Capacity - that's what a picture drum does

Depending on the print volume, manufacturers offer different image drums. Disposable imaging drums print up to 5,000 pages, depending on the printer model, until they need replacing, while semi-permanent imaging drums are designed to print up to 20,000 pages. The most powerful image drums are the so-called permanent image drums, which can print up to 300,000 pages.

Image drums for color laser printing - turret system and inline system

The turret system is the simplest color printing system. The printing device is equipped with a picture drum, which is responsible for each of the four inks. The paper is passed once per color over the image drum. For this, the image drum is exposed for each individual color. The turret system processes the four colors one after the other, which means that the printing of one page takes a relatively long time and the paper is also pulled four times through the rollers.

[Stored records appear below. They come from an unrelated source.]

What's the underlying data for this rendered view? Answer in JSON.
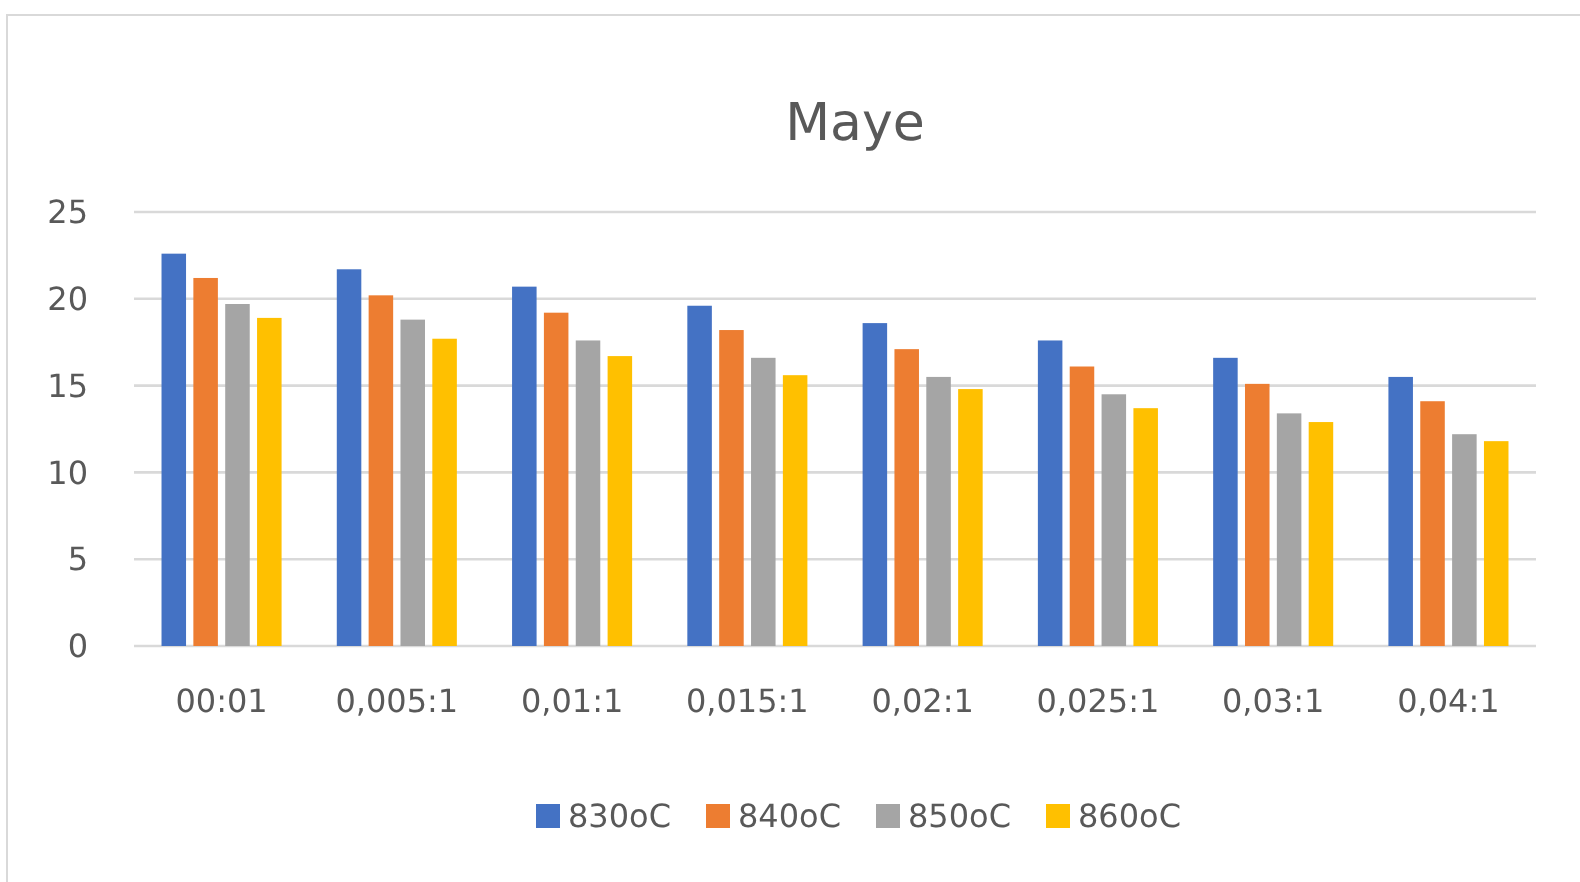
{
  "chart_data": {
    "type": "bar",
    "title": "Maye",
    "categories": [
      "00:01",
      "0,005:1",
      "0,01:1",
      "0,015:1",
      "0,02:1",
      "0,025:1",
      "0,03:1",
      "0,04:1"
    ],
    "series": [
      {
        "name": "830oC",
        "color": "#4472c4",
        "values": [
          22.6,
          21.7,
          20.7,
          19.6,
          18.6,
          17.6,
          16.6,
          15.5
        ]
      },
      {
        "name": "840oC",
        "color": "#ed7d31",
        "values": [
          21.2,
          20.2,
          19.2,
          18.2,
          17.1,
          16.1,
          15.1,
          14.1
        ]
      },
      {
        "name": "850oC",
        "color": "#a5a5a5",
        "values": [
          19.7,
          18.8,
          17.6,
          16.6,
          15.5,
          14.5,
          13.4,
          12.2
        ]
      },
      {
        "name": "860oC",
        "color": "#ffc000",
        "values": [
          18.9,
          17.7,
          16.7,
          15.6,
          14.8,
          13.7,
          12.9,
          11.8
        ]
      }
    ],
    "ylim": [
      0,
      25
    ],
    "yticks": [
      0,
      5,
      10,
      15,
      20,
      25
    ],
    "grid": "y",
    "legend": "bottom"
  }
}
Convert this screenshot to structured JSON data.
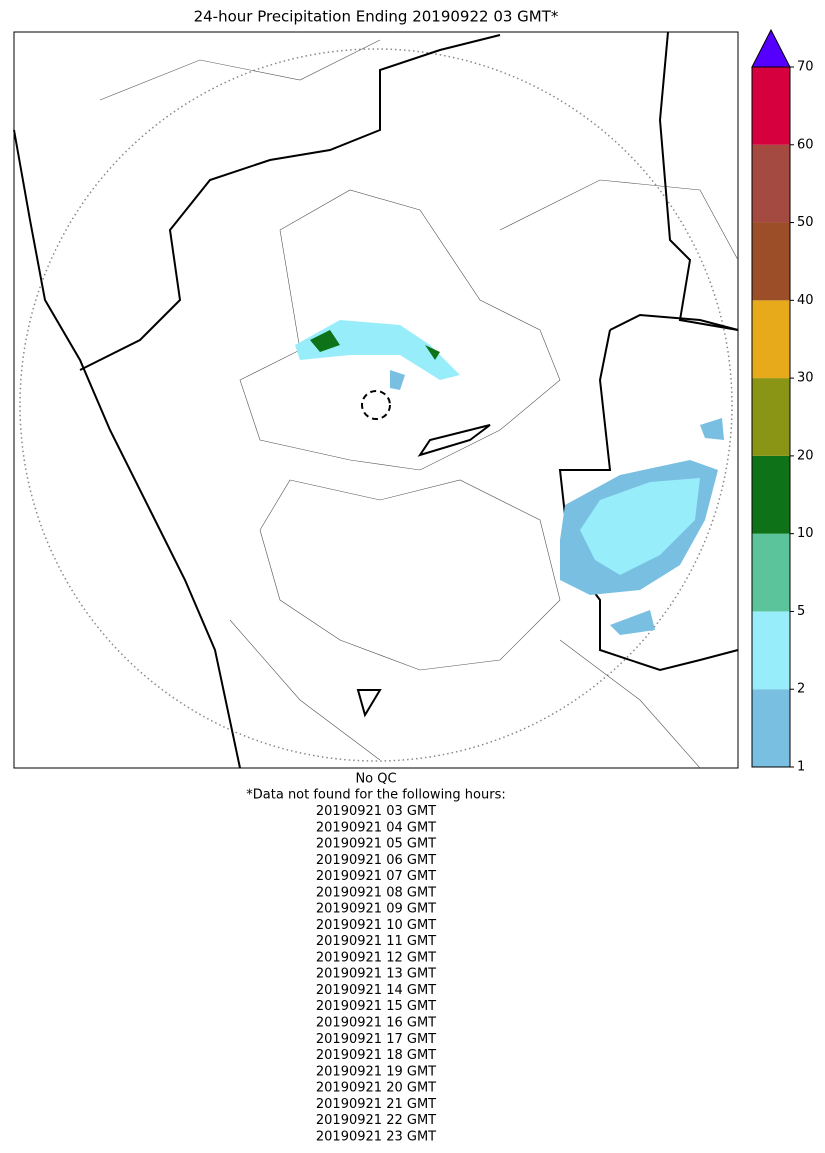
{
  "title": "24-hour Precipitation Ending 20190922 03 GMT*",
  "colorbar": {
    "ticks": [
      1,
      2,
      5,
      10,
      20,
      30,
      40,
      50,
      60,
      70
    ],
    "colors": [
      "#78bfe2",
      "#97edfa",
      "#5cc49a",
      "#0e7218",
      "#8b9515",
      "#e6aa1b",
      "#9c4e28",
      "#a54a40",
      "#d6003f"
    ],
    "extend_color": "#5500ff"
  },
  "footer": {
    "qc": "No QC",
    "missing_heading": "*Data not found for the following hours:",
    "missing_hours": [
      "20190921 03 GMT",
      "20190921 04 GMT",
      "20190921 05 GMT",
      "20190921 06 GMT",
      "20190921 07 GMT",
      "20190921 08 GMT",
      "20190921 09 GMT",
      "20190921 10 GMT",
      "20190921 11 GMT",
      "20190921 12 GMT",
      "20190921 13 GMT",
      "20190921 14 GMT",
      "20190921 15 GMT",
      "20190921 16 GMT",
      "20190921 17 GMT",
      "20190921 18 GMT",
      "20190921 19 GMT",
      "20190921 20 GMT",
      "20190921 21 GMT",
      "20190921 22 GMT",
      "20190921 23 GMT"
    ]
  }
}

The inline system uses four image drums for the four colors in the printing system. The colors are applied one after the other on the paper, whereby the paper runs once through the complete printing system. Prints in the inline system are made much faster than in the revolver system.

Image drum individually or in the toner pack

The manufacturers install the image drums for their various printer models in different variations. There are image drums that are integrated into the printer, work independently of the toner and have to be replaced after their wear. Some image drums are an integral part of the printer-specific toner cartridge and must be replaced as soon as you dispose of your toner.

Printer Test - important information before buying a printer

Before buying your printer, it is worthwhile obtaining the most accurate information possible about the technical characteristics of the respective image drums in order to choose the most suitable technology for you. Printer test reports provide valuable information by examining the different printer models of the manufacturers and giving detailed information about the important printer components.